Une frimousse en forme d'amande la dévisage. Une paire d'yeux interrogateurs. Un sourire en demi-lune aux lèvres.
— Tu dormais ?
Ahmasis soupire. Tiy, bien sûr. Qui d'autre ? La plupart des novices évitent de lui parler, de l'approcher, encore plus de la toucher. Pas Tiy. Elles sont arrivées au temple à quelques jours d'intervalle. Deux fillettes du même âge, encore coiffées de la mèche de l'enfance. Perdues, toutes les deux, pour des raisons différentes. Il y avait des blessures à panser, des larmes à sécher. Cinq années ont passé. Le lien noué entre elles dans ces premiers pas d'une vie nouvelle ne s'est jamais terni, plus fort que n'importe quelle magie.

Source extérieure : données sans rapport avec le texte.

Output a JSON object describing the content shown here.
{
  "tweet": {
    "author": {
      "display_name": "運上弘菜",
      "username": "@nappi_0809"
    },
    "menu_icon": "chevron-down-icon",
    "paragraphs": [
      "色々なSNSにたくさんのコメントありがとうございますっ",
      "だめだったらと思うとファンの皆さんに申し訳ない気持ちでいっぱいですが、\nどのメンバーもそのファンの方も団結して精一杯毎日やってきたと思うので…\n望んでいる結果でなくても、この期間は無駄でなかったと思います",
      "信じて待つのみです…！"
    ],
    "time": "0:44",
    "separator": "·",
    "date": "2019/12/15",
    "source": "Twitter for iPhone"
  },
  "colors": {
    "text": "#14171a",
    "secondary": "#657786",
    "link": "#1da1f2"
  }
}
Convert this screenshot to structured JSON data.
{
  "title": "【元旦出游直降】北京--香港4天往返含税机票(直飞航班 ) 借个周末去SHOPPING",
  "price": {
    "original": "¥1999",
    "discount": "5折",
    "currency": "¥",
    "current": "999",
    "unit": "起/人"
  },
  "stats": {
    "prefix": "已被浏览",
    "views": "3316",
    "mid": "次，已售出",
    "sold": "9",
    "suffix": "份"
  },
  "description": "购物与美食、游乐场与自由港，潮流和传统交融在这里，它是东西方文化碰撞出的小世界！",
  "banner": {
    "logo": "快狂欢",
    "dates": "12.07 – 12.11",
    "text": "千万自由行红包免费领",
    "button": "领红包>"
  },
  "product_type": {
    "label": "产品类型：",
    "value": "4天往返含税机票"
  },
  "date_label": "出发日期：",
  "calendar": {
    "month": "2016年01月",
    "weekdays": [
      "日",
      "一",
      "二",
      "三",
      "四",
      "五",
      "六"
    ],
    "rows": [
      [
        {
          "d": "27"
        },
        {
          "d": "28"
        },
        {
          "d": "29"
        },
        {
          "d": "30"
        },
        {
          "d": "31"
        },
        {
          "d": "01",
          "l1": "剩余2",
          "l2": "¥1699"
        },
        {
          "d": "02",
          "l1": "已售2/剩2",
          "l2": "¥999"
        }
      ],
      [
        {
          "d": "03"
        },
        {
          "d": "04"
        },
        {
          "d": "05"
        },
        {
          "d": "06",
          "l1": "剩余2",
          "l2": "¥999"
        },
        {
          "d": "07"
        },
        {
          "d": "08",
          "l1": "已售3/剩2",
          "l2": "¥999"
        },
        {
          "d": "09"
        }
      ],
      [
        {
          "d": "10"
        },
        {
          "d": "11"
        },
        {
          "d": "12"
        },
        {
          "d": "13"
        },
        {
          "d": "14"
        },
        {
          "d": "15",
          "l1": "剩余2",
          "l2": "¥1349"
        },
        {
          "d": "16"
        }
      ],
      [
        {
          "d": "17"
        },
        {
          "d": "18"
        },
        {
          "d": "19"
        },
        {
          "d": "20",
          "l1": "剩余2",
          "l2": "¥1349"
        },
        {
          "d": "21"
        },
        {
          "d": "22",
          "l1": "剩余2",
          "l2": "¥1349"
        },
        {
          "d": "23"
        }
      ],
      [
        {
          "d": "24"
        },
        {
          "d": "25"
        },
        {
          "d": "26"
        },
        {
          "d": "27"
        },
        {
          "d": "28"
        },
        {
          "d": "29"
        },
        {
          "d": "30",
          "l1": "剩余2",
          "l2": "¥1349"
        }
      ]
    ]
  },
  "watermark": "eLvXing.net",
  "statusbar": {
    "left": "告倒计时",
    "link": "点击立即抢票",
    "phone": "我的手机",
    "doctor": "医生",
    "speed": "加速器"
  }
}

Ahmasis pourrait se mettre en colère. D'autres enfants réagiraient peut-être ainsi. Elle n'est pas comme les autres enfants ; et il est impossible d'en vouloir longtemps à Tiy. Cependant... elle aurait quand même bien aimé entendre la fin de la conversation.
— Je ne dormais pas, je nouais les fils du ka.
— Tu espionnais les prêtresses ! devine Tiy, plus pâle qu'une momie.
Ahmasis pivote vers les doubles vantaux barricadés. Les dorures et les glyphes d'avertissement ne laissent filtrer aucun secret. Elle ne connaîtra pas la décision finale.
— Je n'espionnais pas, j'écoutais. Les espions cherchent à nuire, je sers Isis.
Son amie pince les lèvres, dubitative. Ne saisit-elle pas la différence fondamentale entre les deux ? Elle ne prononce pourtant aucun mot de reproche. Ahmasis sait qu'elle n'en parlera à personne. Les secrets qu'elles s'échangent, le soir, longtemps après que maîtresse Chédi a soufflé la lampe, n'appartiennent qu'à elles seules.
— J'ai ramené Méaâ, elle te cherchait, glisse Tiy, peut-être pour se faire pardonner.
Ahmasis sent une boule de fourrure entre ses jambes, suivi d'un ronronnement. Elle s'accroupit, plonge les mains dans le pelage gris tacheté et sourit aux yeux presque luminescents – de la même teinte que les émeraudes sur le collier cérémoniel d'Isétemkheb. Un signe. Le monde est peuplé de signes, pour ceux qui savent les déchiffrer. La caresse se prolonge. Méaâ arque le dos sous ses doigts. Les questions se dissolvent dans le contact, doux et chaud. La peur aussi. Ahmasis se rend compte, seulement maintenant, qu'une tension l'habitait encore.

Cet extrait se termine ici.